The Graduate of Distinction — Incipiens Quercu (young oak) Award will be presented to Evans. The award is given to a recent ESF graduate who exemplifies ESF's commitment to environmental stewardship. Evans is an emerging professional with the Onondaga County Resource Recovery Agency (OCRRA). Her main role as a recycling specialist is aimed at helping more than 100 local schools and institutions of higher education achieve outstanding levels of recycling and waste reduction. She established a groundbreaking food scrap recovery effort that is significantly reducing school waste and returning valuable nutrients to local soils through composting. More than 7,000 students in 16 area schools are separating thousands of pounds of food scraps for composting on a weekly basis.

Evans also contributes program support to the New York State Association for Reduction, Reuse and Recycling, and is a board member of Greening USA, a nonprofit organization based in Syracuse that advocates for sustainable communities. The award's name is a nod to the nickname of ESF's athletic teams, the Mighty Oaks, and a tree that is a campus landmark, the Robin Hood Oak.

Student marshals for commencement are Taylor A. Brown and Erika P. Sykes.

Brown is a senior, majoring in environmental resources engineering. She is scheduled to graduate in May 2017. During her time at ESF, Brown has led several campus organizations, including Engineers Without Borders, the New York Water Environment Association and Centennial Hall EcoReps. She also served as an orientation leader and SCIENCE CORPS team member. This past summer, Brown was a Rosen Undergraduate Fellow and lived in Bolivia educating city schools about proper water treatment and sanitation practices.

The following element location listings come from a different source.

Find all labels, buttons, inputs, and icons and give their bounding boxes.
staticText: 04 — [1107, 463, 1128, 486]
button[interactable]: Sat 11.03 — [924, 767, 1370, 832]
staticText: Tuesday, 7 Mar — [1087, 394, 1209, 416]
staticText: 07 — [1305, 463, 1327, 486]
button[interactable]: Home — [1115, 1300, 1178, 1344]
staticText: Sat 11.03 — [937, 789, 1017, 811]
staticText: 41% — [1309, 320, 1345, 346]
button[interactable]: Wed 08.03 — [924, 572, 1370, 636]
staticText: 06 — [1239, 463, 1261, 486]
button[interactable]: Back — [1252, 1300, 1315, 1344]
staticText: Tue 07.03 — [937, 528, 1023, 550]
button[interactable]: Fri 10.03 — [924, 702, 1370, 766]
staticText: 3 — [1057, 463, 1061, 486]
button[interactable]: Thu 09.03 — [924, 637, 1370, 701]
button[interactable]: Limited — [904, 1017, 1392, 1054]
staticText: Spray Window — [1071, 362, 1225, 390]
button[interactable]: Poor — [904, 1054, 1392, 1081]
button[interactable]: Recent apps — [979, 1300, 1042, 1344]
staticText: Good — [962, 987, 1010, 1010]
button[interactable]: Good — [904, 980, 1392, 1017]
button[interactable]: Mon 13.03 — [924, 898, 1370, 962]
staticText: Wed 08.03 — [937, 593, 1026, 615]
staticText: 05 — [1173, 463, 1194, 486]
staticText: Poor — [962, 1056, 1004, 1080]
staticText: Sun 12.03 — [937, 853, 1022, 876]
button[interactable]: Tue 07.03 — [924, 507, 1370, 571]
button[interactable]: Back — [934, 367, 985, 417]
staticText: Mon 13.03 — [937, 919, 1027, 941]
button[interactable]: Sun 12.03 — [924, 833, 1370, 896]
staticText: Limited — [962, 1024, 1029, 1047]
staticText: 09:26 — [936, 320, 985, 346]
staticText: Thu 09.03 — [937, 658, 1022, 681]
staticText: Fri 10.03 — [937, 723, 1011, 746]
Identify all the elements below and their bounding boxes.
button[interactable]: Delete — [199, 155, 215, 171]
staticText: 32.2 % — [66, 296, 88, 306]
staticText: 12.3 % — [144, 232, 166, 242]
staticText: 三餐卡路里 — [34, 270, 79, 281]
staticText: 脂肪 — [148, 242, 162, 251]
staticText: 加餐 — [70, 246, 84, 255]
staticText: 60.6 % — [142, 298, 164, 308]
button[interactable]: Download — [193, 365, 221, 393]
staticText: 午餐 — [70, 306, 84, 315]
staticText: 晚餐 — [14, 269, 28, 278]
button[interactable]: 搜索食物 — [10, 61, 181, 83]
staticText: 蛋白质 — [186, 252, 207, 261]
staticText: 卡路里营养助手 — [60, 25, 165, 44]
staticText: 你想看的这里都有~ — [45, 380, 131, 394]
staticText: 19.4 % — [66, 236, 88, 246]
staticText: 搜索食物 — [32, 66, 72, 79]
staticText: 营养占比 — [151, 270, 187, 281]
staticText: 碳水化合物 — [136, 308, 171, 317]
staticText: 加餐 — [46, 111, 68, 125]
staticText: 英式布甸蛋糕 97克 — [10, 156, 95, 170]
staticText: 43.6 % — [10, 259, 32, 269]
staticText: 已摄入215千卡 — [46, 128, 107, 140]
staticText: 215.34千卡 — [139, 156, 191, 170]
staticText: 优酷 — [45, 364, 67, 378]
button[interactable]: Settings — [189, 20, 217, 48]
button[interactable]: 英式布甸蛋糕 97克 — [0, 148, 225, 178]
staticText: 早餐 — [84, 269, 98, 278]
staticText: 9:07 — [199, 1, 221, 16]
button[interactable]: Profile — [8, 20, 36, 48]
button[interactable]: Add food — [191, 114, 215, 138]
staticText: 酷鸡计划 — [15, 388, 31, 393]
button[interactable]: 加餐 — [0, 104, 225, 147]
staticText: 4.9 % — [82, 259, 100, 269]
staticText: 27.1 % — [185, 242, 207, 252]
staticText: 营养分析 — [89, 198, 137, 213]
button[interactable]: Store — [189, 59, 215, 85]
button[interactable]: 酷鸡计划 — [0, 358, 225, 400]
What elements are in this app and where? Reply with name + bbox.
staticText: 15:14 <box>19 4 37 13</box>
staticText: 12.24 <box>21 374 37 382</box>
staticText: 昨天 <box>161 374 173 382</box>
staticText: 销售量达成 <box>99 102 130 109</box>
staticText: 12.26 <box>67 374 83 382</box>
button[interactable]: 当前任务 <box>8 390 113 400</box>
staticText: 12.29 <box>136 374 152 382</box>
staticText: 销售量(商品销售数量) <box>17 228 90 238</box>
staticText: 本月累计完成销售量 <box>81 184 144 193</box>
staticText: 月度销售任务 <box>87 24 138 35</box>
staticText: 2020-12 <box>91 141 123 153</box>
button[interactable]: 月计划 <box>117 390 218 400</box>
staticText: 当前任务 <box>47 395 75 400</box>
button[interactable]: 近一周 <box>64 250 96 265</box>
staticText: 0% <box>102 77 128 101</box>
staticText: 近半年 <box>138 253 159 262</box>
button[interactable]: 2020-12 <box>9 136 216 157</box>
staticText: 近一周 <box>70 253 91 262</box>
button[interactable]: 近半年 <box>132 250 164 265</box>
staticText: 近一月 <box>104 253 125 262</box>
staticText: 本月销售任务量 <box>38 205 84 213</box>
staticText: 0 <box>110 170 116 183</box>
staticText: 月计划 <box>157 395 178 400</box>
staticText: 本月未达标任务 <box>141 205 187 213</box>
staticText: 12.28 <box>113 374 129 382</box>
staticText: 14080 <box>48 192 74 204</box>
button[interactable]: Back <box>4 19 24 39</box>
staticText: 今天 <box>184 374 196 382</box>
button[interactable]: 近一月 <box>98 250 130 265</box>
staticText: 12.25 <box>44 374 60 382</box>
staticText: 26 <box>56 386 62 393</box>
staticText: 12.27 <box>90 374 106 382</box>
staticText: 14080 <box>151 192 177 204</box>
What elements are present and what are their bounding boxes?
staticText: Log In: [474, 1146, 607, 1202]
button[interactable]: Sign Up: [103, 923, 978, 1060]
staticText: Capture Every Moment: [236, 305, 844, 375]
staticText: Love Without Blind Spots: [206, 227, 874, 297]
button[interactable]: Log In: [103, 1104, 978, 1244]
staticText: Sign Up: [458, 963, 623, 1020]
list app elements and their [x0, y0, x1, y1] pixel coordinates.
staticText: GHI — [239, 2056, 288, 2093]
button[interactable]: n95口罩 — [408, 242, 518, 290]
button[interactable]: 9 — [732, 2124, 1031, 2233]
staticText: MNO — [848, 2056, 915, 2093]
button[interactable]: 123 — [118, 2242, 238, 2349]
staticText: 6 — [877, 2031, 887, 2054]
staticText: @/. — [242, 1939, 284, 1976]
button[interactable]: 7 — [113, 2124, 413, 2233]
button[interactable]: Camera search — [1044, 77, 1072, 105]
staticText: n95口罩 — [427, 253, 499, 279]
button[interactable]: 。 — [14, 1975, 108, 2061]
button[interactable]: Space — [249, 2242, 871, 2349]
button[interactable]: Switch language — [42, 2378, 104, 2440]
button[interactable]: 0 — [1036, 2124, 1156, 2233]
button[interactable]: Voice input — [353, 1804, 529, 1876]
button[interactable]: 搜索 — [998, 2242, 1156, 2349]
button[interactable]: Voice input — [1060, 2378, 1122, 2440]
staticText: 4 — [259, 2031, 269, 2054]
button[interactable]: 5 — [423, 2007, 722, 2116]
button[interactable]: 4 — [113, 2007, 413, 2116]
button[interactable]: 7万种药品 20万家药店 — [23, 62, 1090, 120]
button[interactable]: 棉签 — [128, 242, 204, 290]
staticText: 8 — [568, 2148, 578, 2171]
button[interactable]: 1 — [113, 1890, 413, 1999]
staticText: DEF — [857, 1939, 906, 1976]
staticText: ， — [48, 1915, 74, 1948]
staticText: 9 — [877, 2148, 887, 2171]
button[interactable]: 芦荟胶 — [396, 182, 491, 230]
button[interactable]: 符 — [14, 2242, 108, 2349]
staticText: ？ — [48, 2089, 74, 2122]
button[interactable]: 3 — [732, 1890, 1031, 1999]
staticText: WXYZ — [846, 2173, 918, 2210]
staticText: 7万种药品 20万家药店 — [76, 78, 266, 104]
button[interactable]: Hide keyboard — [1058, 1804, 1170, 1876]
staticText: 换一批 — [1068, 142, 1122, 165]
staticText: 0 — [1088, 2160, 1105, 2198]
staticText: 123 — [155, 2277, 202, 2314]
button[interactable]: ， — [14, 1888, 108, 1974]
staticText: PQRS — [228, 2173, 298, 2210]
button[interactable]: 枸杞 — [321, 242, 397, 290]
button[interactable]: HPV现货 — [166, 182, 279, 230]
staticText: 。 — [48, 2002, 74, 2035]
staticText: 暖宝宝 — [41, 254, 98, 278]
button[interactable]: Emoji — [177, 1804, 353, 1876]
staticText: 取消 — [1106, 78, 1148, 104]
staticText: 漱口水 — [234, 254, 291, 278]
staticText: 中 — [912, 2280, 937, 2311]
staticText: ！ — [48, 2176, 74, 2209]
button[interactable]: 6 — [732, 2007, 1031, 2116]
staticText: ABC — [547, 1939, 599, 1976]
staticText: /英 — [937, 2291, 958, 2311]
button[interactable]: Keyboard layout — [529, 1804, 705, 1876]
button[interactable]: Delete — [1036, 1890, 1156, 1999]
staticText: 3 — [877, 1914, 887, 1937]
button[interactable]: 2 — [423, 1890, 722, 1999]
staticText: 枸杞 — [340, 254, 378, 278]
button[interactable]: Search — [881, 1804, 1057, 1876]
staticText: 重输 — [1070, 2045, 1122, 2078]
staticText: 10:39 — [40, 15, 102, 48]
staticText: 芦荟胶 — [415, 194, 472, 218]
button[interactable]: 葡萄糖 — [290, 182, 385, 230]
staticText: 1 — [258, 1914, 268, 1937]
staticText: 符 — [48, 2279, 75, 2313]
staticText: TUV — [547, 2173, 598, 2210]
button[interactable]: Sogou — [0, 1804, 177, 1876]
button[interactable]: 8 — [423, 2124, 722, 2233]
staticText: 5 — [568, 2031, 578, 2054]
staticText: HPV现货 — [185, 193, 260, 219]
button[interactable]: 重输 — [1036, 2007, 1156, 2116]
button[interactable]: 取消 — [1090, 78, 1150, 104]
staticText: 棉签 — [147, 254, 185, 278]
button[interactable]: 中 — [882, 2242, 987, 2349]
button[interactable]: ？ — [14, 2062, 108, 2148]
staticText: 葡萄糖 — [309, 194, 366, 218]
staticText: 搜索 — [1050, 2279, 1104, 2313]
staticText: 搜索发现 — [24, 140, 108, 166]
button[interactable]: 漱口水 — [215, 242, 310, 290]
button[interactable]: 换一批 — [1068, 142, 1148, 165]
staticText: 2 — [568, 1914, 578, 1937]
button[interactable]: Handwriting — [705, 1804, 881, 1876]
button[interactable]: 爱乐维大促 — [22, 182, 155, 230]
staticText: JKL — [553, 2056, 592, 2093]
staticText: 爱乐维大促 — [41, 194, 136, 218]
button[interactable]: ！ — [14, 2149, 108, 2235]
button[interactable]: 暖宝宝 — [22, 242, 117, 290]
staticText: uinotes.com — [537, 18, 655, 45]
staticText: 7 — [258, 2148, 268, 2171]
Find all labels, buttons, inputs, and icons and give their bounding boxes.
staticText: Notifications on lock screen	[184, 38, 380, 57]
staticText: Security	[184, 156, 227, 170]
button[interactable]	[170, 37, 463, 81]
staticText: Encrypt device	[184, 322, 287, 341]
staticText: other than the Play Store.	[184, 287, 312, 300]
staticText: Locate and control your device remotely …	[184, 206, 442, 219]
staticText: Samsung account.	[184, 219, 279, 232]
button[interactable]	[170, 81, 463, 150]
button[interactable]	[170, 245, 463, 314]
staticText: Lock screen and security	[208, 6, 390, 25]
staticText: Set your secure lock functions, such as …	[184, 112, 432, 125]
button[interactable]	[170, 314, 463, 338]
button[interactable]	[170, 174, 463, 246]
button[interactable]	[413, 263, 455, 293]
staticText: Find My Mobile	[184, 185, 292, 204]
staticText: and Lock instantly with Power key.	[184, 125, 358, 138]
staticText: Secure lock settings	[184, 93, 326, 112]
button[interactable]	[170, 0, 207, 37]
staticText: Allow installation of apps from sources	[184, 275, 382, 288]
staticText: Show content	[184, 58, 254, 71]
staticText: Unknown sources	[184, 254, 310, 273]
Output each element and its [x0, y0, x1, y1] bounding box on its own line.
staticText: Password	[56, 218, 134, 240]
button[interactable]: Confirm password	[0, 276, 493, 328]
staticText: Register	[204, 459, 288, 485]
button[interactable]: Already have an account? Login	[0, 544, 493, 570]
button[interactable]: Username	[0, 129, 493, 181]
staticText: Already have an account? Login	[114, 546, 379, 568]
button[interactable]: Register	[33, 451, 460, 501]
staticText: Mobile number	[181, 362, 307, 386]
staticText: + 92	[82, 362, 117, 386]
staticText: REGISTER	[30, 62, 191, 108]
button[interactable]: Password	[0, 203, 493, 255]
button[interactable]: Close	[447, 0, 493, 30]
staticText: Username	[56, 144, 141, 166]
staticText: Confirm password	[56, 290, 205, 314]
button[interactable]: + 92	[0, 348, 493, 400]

Sykes is a senior majoring in paper engineering with a minor in management. She will graduate in May 2017. She has been actively involved in the Undergraduate Student Association, holding the position of Board of Trustees student representative and planning ESF's December Soiree and Spring Banquet. Sykes has been an orientation leader since her sophomore year and was head orientation leader for the 2016 Orientation.

Following commencement, a reception will be held in ESF's Gateway Conference Center from 3:30 to 4:30 p.m.